Au procès de l’attentat du 14 juillet 2016 à Nice, les auditions des parties civiles entrent dans leur troisième semaine. La cour a notamment ce mardi 26 septembre Audrey, dont la sœur jumelle a été tuée dans l’attaque au camion.
« On était comme cul et chemise, on se ressemblait comme deux gouttes d’eau. J’étais son livre intime et elle était le mien. C’était la moitié de ma vie », débute Audrey, la voix brisée. Le 14 juillet 2016, elle avait 13 ans quand sa sœur jumelle Laura a été tuée par Mohamed Lahouaiej-Bouhlel sur la Promenade des Anglais. Son père, sa mère, son frère et sa sœur aînés sont venus témoigner ensemble mercredi dernier pour raconter leur douleur et comment ce drame avait « disloqué » leur famille. Audrey, elle, a choisi de déposer plus tard et seule à la barre.

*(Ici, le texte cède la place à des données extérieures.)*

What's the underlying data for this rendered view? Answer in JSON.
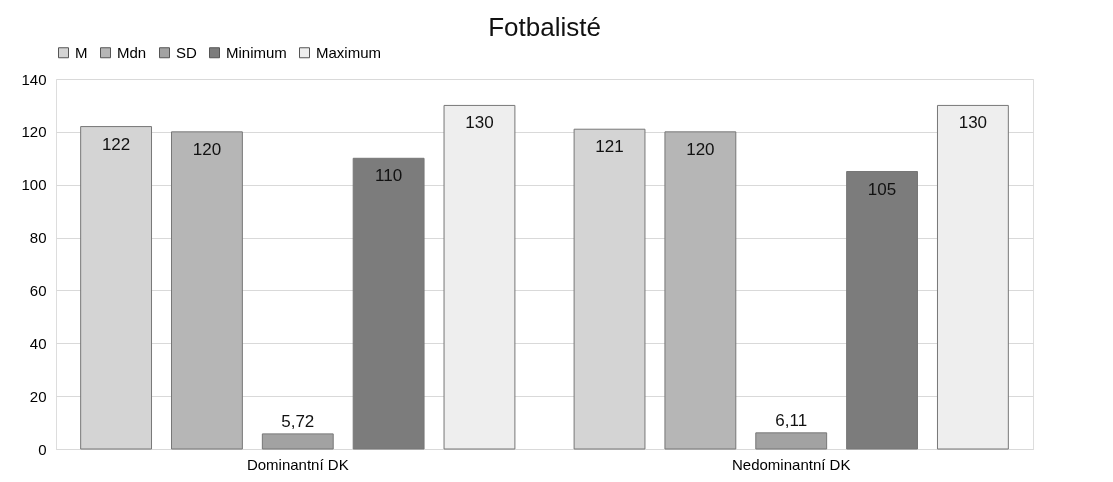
{
  "chart_data": {
    "type": "bar",
    "title": "Fotbalisté",
    "categories": [
      "Dominantní DK",
      "Nedominantní DK"
    ],
    "series": [
      {
        "name": "M",
        "color": "#d4d4d4",
        "values": [
          122,
          121
        ],
        "value_labels": [
          "122",
          "121"
        ]
      },
      {
        "name": "Mdn",
        "color": "#b6b6b6",
        "values": [
          120,
          120
        ],
        "value_labels": [
          "120",
          "120"
        ]
      },
      {
        "name": "SD",
        "color": "#a2a2a2",
        "values": [
          5.72,
          6.11
        ],
        "value_labels": [
          "5,72",
          "6,11"
        ]
      },
      {
        "name": "Minimum",
        "color": "#7c7c7c",
        "values": [
          110,
          105
        ],
        "value_labels": [
          "110",
          "105"
        ]
      },
      {
        "name": "Maximum",
        "color": "#eeeeee",
        "values": [
          130,
          130
        ],
        "value_labels": [
          "130",
          "130"
        ]
      }
    ],
    "ylim": [
      0,
      140
    ],
    "yticks": [
      0,
      20,
      40,
      60,
      80,
      100,
      120,
      140
    ],
    "grid": "y",
    "legend": "top"
  }
}
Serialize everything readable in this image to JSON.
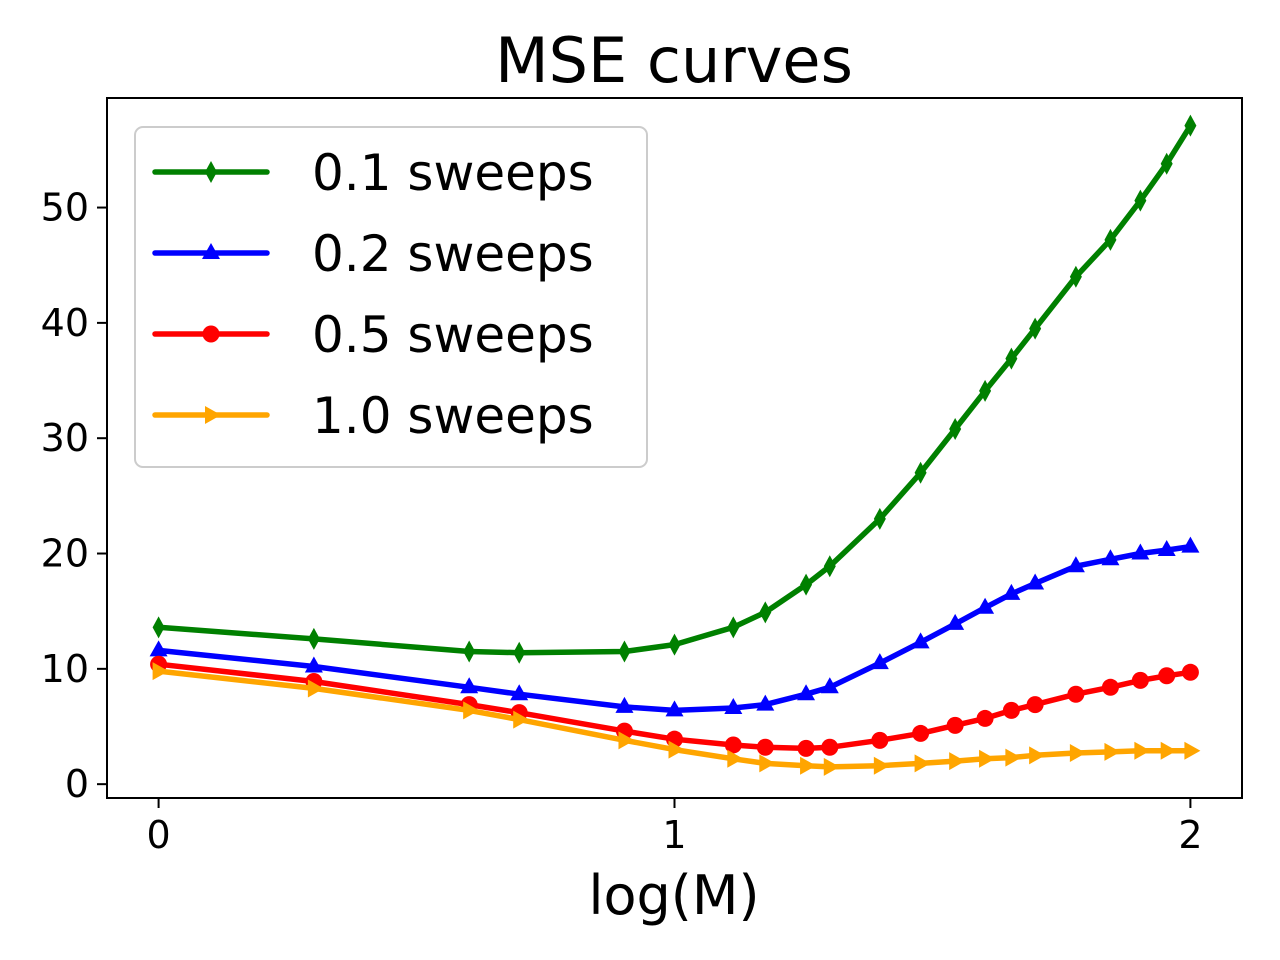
{
  "chart_data": {
    "type": "line",
    "title": "MSE curves",
    "xlabel": "log(M)",
    "ylabel": "",
    "xlim": [
      -0.1,
      2.1
    ],
    "ylim": [
      -1.2,
      59.5
    ],
    "xticks": [
      0,
      1,
      2
    ],
    "xtick_labels": [
      "0",
      "1",
      "2"
    ],
    "yticks": [
      0,
      10,
      20,
      30,
      40,
      50
    ],
    "ytick_labels": [
      "0",
      "10",
      "20",
      "30",
      "40",
      "50"
    ],
    "grid": false,
    "legend_position": "upper-left",
    "x": [
      0,
      0.301,
      0.602,
      0.699,
      0.903,
      1.0,
      1.114,
      1.176,
      1.255,
      1.301,
      1.398,
      1.477,
      1.544,
      1.602,
      1.653,
      1.699,
      1.778,
      1.845,
      1.903,
      1.954,
      2.0
    ],
    "series": [
      {
        "name": "0.1 sweeps",
        "color": "#008000",
        "marker": "thin-diamond",
        "values": [
          13.6,
          12.6,
          11.5,
          11.4,
          11.5,
          12.1,
          13.6,
          14.9,
          17.3,
          18.9,
          23.0,
          27.0,
          30.8,
          34.1,
          36.9,
          39.5,
          44.0,
          47.2,
          50.6,
          53.8,
          57.1
        ]
      },
      {
        "name": "0.2 sweeps",
        "color": "#0000ff",
        "marker": "triangle-up",
        "values": [
          11.6,
          10.2,
          8.4,
          7.8,
          6.7,
          6.4,
          6.6,
          6.9,
          7.8,
          8.4,
          10.5,
          12.3,
          13.9,
          15.3,
          16.5,
          17.4,
          18.9,
          19.5,
          20.0,
          20.3,
          20.6
        ]
      },
      {
        "name": "0.5 sweeps",
        "color": "#ff0000",
        "marker": "circle",
        "values": [
          10.4,
          8.9,
          6.9,
          6.2,
          4.6,
          3.9,
          3.4,
          3.2,
          3.1,
          3.2,
          3.8,
          4.4,
          5.1,
          5.7,
          6.4,
          6.9,
          7.8,
          8.4,
          9.0,
          9.4,
          9.7
        ]
      },
      {
        "name": "1.0 sweeps",
        "color": "#ffa500",
        "marker": "triangle-right",
        "values": [
          9.8,
          8.3,
          6.4,
          5.6,
          3.8,
          3.0,
          2.2,
          1.8,
          1.6,
          1.5,
          1.6,
          1.8,
          2.0,
          2.2,
          2.3,
          2.5,
          2.7,
          2.8,
          2.9,
          2.9,
          2.9
        ]
      }
    ]
  }
}
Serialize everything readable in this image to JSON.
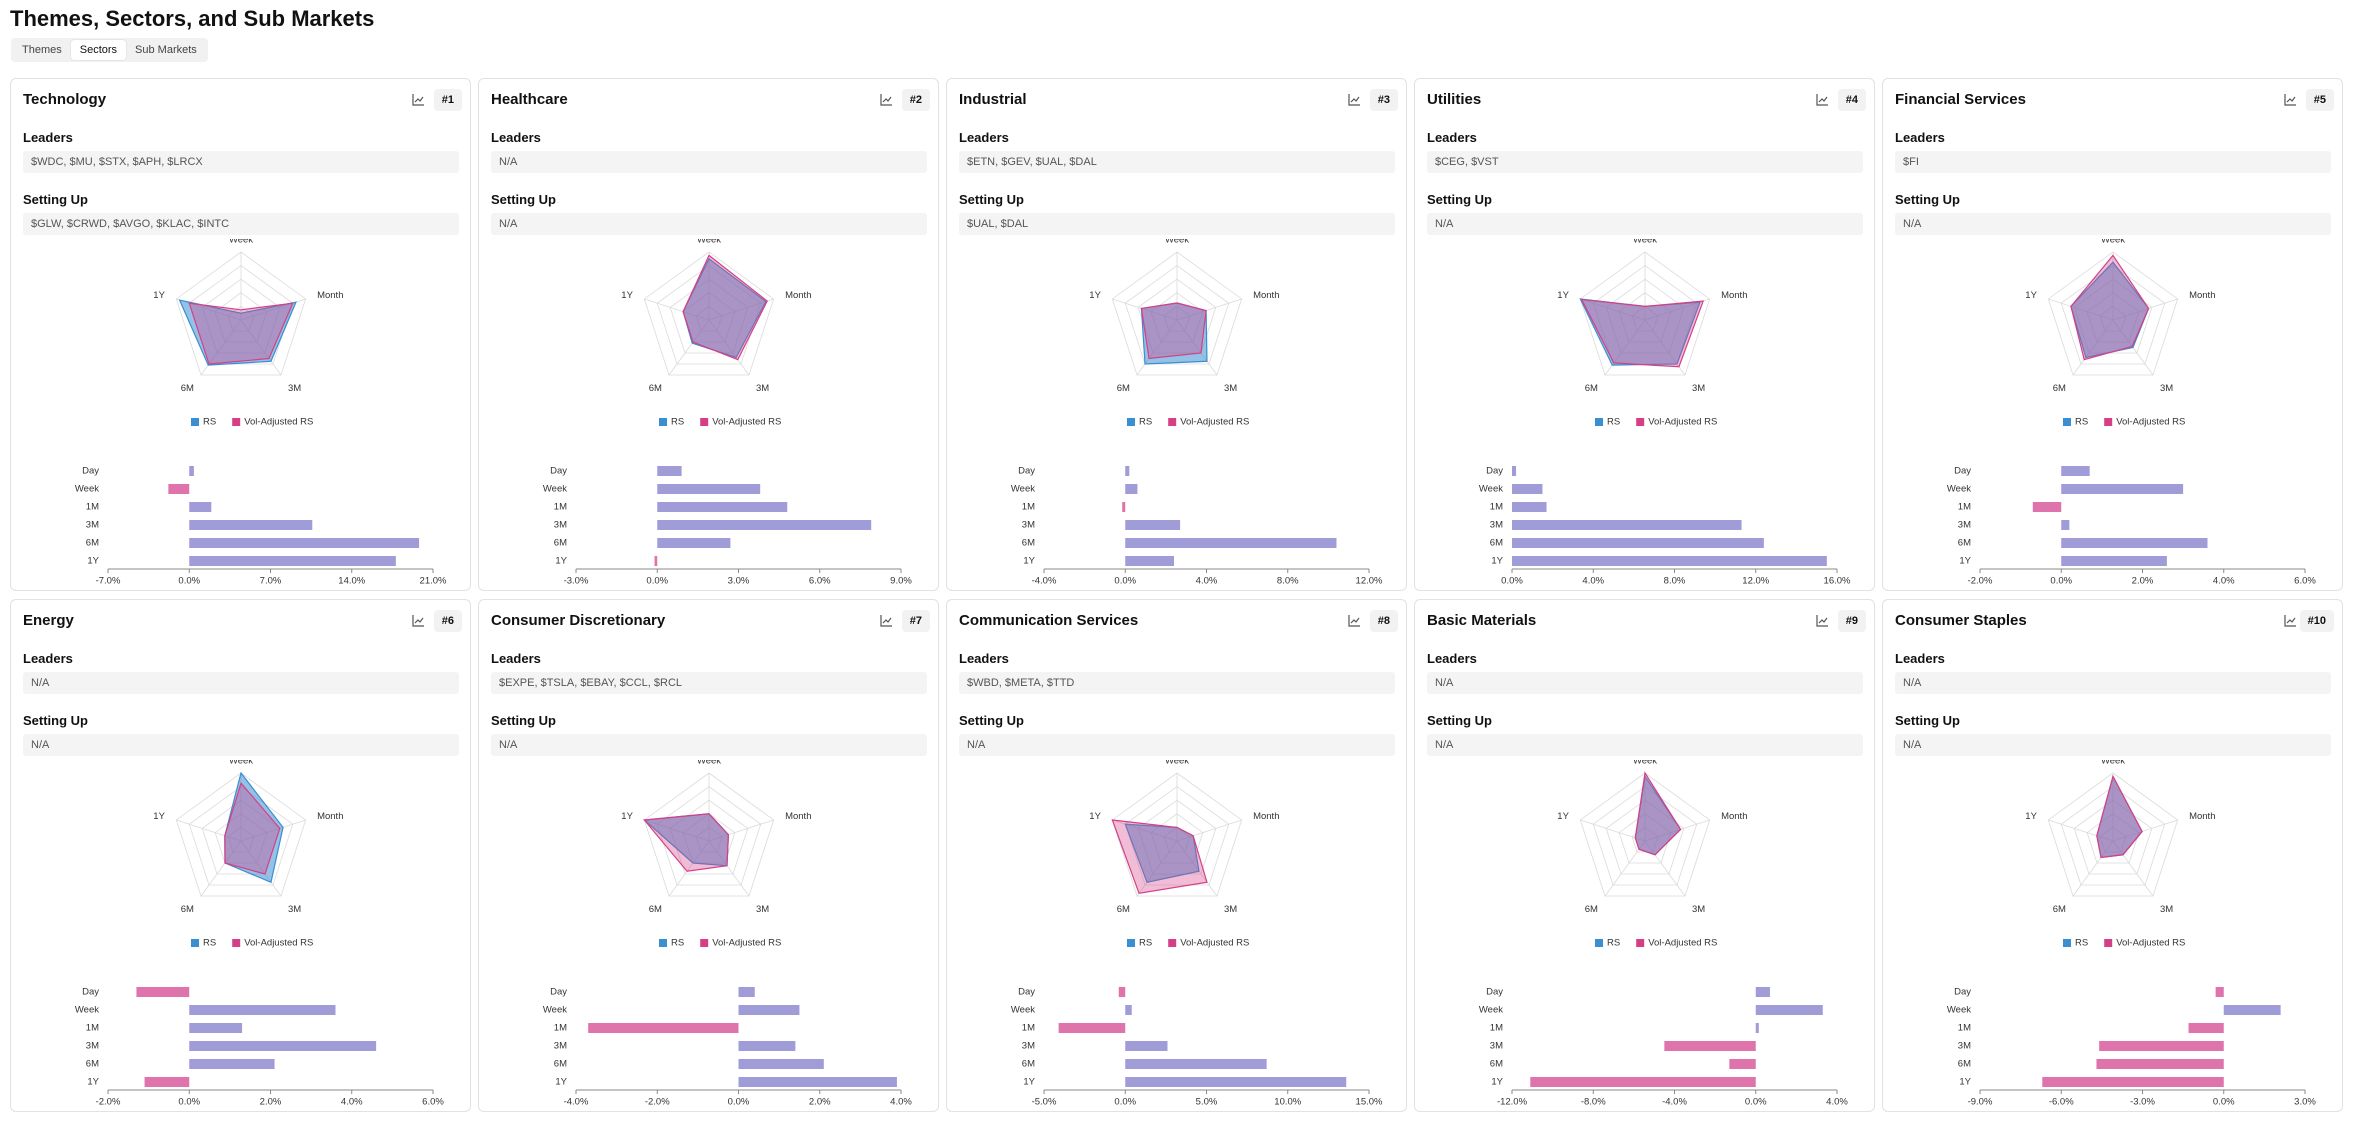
{
  "header": {
    "title": "Themes, Sectors, and Sub Markets"
  },
  "tabs": [
    {
      "label": "Themes",
      "active": false
    },
    {
      "label": "Sectors",
      "active": true
    },
    {
      "label": "Sub Markets",
      "active": false
    }
  ],
  "labels": {
    "leaders": "Leaders",
    "setting_up": "Setting Up"
  },
  "radar": {
    "axes": [
      "Week",
      "Month",
      "3M",
      "6M",
      "1Y"
    ],
    "rlim": [
      0,
      100
    ],
    "series": [
      {
        "name": "RS",
        "color": "#3a8fd1"
      },
      {
        "name": "Vol-Adjusted RS",
        "color": "#d63f86"
      }
    ]
  },
  "bar_categories": [
    "Day",
    "Week",
    "1M",
    "3M",
    "6M",
    "1Y"
  ],
  "bar_colors": {
    "positive": "#a09cd8",
    "negative": "#df74ad"
  },
  "cards": [
    {
      "name": "Technology",
      "rank": "#1",
      "leaders": "$WDC, $MU, $STX, $APH, $LRCX",
      "setting_up": "$GLW, $CRWD, $AVGO, $KLAC, $INTC",
      "radar_values": [
        [
          10,
          85,
          75,
          82,
          95
        ],
        [
          15,
          80,
          70,
          80,
          80
        ]
      ],
      "bars": {
        "values": [
          0.4,
          -1.8,
          1.9,
          10.6,
          19.8,
          17.8
        ],
        "xlim": [
          -7,
          21
        ],
        "xticks": [
          {
            "value": -7,
            "label": "-7.0%"
          },
          {
            "value": 0,
            "label": "0.0%"
          },
          {
            "value": 7,
            "label": "7.0%"
          },
          {
            "value": 14,
            "label": "14.0%"
          },
          {
            "value": 21,
            "label": "21.0%"
          }
        ]
      }
    },
    {
      "name": "Healthcare",
      "rank": "#2",
      "leaders": "N/A",
      "setting_up": "N/A",
      "radar_values": [
        [
          90,
          88,
          68,
          42,
          40
        ],
        [
          95,
          90,
          72,
          40,
          40
        ]
      ],
      "bars": {
        "values": [
          0.9,
          3.8,
          4.8,
          7.9,
          2.7,
          -0.1
        ],
        "xlim": [
          -3,
          9
        ],
        "xticks": [
          {
            "value": -3,
            "label": "-3.0%"
          },
          {
            "value": 0,
            "label": "0.0%"
          },
          {
            "value": 3,
            "label": "3.0%"
          },
          {
            "value": 6,
            "label": "6.0%"
          },
          {
            "value": 9,
            "label": "9.0%"
          }
        ]
      }
    },
    {
      "name": "Industrial",
      "rank": "#3",
      "leaders": "$ETN, $GEV, $UAL, $DAL",
      "setting_up": "$UAL, $DAL",
      "radar_values": [
        [
          25,
          45,
          75,
          80,
          55
        ],
        [
          25,
          45,
          60,
          70,
          55
        ]
      ],
      "bars": {
        "values": [
          0.2,
          0.6,
          -0.15,
          2.7,
          10.4,
          2.4
        ],
        "xlim": [
          -4,
          12
        ],
        "xticks": [
          {
            "value": -4,
            "label": "-4.0%"
          },
          {
            "value": 0,
            "label": "0.0%"
          },
          {
            "value": 4,
            "label": "4.0%"
          },
          {
            "value": 8,
            "label": "8.0%"
          },
          {
            "value": 12,
            "label": "12.0%"
          }
        ]
      }
    },
    {
      "name": "Utilities",
      "rank": "#4",
      "leaders": "$CEG, $VST",
      "setting_up": "N/A",
      "radar_values": [
        [
          20,
          85,
          80,
          82,
          100
        ],
        [
          20,
          90,
          85,
          78,
          98
        ]
      ],
      "bars": {
        "values": [
          0.2,
          1.5,
          1.7,
          11.3,
          12.4,
          15.5
        ],
        "xlim": [
          0,
          16
        ],
        "xticks": [
          {
            "value": 0,
            "label": "0.0%"
          },
          {
            "value": 4,
            "label": "4.0%"
          },
          {
            "value": 8,
            "label": "8.0%"
          },
          {
            "value": 12,
            "label": "12.0%"
          },
          {
            "value": 16,
            "label": "16.0%"
          }
        ]
      }
    },
    {
      "name": "Financial Services",
      "rank": "#5",
      "leaders": "$FI",
      "setting_up": "N/A",
      "radar_values": [
        [
          85,
          55,
          50,
          68,
          65
        ],
        [
          95,
          55,
          48,
          72,
          65
        ]
      ],
      "bars": {
        "values": [
          0.7,
          3.0,
          -0.7,
          0.2,
          3.6,
          2.6
        ],
        "xlim": [
          -2,
          6
        ],
        "xticks": [
          {
            "value": -2,
            "label": "-2.0%"
          },
          {
            "value": 0,
            "label": "0.0%"
          },
          {
            "value": 2,
            "label": "2.0%"
          },
          {
            "value": 4,
            "label": "4.0%"
          },
          {
            "value": 6,
            "label": "6.0%"
          }
        ]
      }
    },
    {
      "name": "Energy",
      "rank": "#6",
      "leaders": "N/A",
      "setting_up": "N/A",
      "radar_values": [
        [
          100,
          65,
          75,
          40,
          25
        ],
        [
          85,
          60,
          60,
          40,
          25
        ]
      ],
      "bars": {
        "values": [
          -1.3,
          3.6,
          1.3,
          4.6,
          2.1,
          -1.1
        ],
        "xlim": [
          -2,
          6
        ],
        "xticks": [
          {
            "value": -2,
            "label": "-2.0%"
          },
          {
            "value": 0,
            "label": "0.0%"
          },
          {
            "value": 2,
            "label": "2.0%"
          },
          {
            "value": 4,
            "label": "4.0%"
          },
          {
            "value": 6,
            "label": "6.0%"
          }
        ]
      }
    },
    {
      "name": "Consumer Discretionary",
      "rank": "#7",
      "leaders": "$EXPE, $TSLA, $EBAY, $CCL, $RCL",
      "setting_up": "N/A",
      "radar_values": [
        [
          40,
          30,
          45,
          40,
          100
        ],
        [
          40,
          30,
          45,
          55,
          100
        ]
      ],
      "bars": {
        "values": [
          0.4,
          1.5,
          -3.7,
          1.4,
          2.1,
          3.9
        ],
        "xlim": [
          -4,
          4
        ],
        "xticks": [
          {
            "value": -4,
            "label": "-4.0%"
          },
          {
            "value": -2,
            "label": "-2.0%"
          },
          {
            "value": 0,
            "label": "0.0%"
          },
          {
            "value": 2,
            "label": "2.0%"
          },
          {
            "value": 4,
            "label": "4.0%"
          }
        ]
      }
    },
    {
      "name": "Communication Services",
      "rank": "#8",
      "leaders": "$WBD, $META, $TTD",
      "setting_up": "N/A",
      "radar_values": [
        [
          20,
          25,
          55,
          75,
          80
        ],
        [
          20,
          25,
          75,
          95,
          100
        ]
      ],
      "bars": {
        "values": [
          -0.4,
          0.4,
          -4.1,
          2.6,
          8.7,
          13.6
        ],
        "xlim": [
          -5,
          15
        ],
        "xticks": [
          {
            "value": -5,
            "label": "-5.0%"
          },
          {
            "value": 0,
            "label": "0.0%"
          },
          {
            "value": 5,
            "label": "5.0%"
          },
          {
            "value": 10,
            "label": "10.0%"
          },
          {
            "value": 15,
            "label": "15.0%"
          }
        ]
      }
    },
    {
      "name": "Basic Materials",
      "rank": "#9",
      "leaders": "N/A",
      "setting_up": "N/A",
      "radar_values": [
        [
          95,
          55,
          25,
          15,
          15
        ],
        [
          100,
          55,
          25,
          15,
          15
        ]
      ],
      "bars": {
        "values": [
          0.7,
          3.3,
          0.15,
          -4.5,
          -1.3,
          -11.1
        ],
        "xlim": [
          -12,
          4
        ],
        "xticks": [
          {
            "value": -12,
            "label": "-12.0%"
          },
          {
            "value": -8,
            "label": "-8.0%"
          },
          {
            "value": -4,
            "label": "-4.0%"
          },
          {
            "value": 0,
            "label": "0.0%"
          },
          {
            "value": 4,
            "label": "4.0%"
          }
        ]
      }
    },
    {
      "name": "Consumer Staples",
      "rank": "#10",
      "leaders": "N/A",
      "setting_up": "N/A",
      "radar_values": [
        [
          95,
          45,
          25,
          30,
          25
        ],
        [
          95,
          45,
          25,
          30,
          25
        ]
      ],
      "bars": {
        "values": [
          -0.3,
          2.1,
          -1.3,
          -4.6,
          -4.7,
          -6.7
        ],
        "xlim": [
          -9,
          3
        ],
        "xticks": [
          {
            "value": -9,
            "label": "-9.0%"
          },
          {
            "value": -6,
            "label": "-6.0%"
          },
          {
            "value": -3,
            "label": "-3.0%"
          },
          {
            "value": 0,
            "label": "0.0%"
          },
          {
            "value": 3,
            "label": "3.0%"
          }
        ]
      }
    }
  ]
}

De sa sœur jumelle, elle garde une dernière image : Laura et leur mère clamant leur amour pour effacer une dispute de la veille. Puis c’est le camion. La famille parvient à se regrouper, mais Laura a disparu. Alors que ses parents la cherchent parmi les corps, Audrey est ramenée chez elle. « Sur la route, j’ai eu cette incapacité à respirer, l’impression de sentir son dernier souffle. C’était ma jumelle, quand elle n’allait pas bien, je le savais et là, je ne la sentais plus. C’est comme si on me saignait le cœur ». Mais l’adolescente veut garder espoir et multiplie les appels aux hôpitaux ou sur les réseaux sociaux.
Après trois jours d’attente insupportable, elle est convoquée avec ses deux aînés. Comme ils l’ont dit avant elle à la barre, l’annonce est brutale : « La bonne nouvelle, c’est qu’on a retrouvé votre sœur. La mauvaise, c’est qu’elle est sans vie ». Effondrée, mise sous anxiolytiques, Audrey est envoyée le lendemain voir ses parents, fous de chagrin et hospitalisés en psychiatrie. « Je n’avais pas fait un pas que ma mère a hurlé : « Regardez, c’est ma fille, c’est Laura, elle n’est pas morte« . J’ai compris que je ne pouvais pas rester », raconte Audrey.
Dans le cercueil blanc de Laura, au fond de ce si grand trou, dit-elle, elle a placé son doudou. Et gardé celui de sa sœur. Six ans plus tard, entre boulimie, pensées suicidaires et relations familiale tendues, Audrey confie avoir « du mal à avancer ». Mais « j’ai 20 ans et vivre, pour moi, ce n’est pas gratuit, c’est pour elle que je vis », assène la jeune femme avant de lancer : « Nous avons vécu le pire malheur, mais tout reste possible. Le bonheur n’arrive pas qu’aux autres ».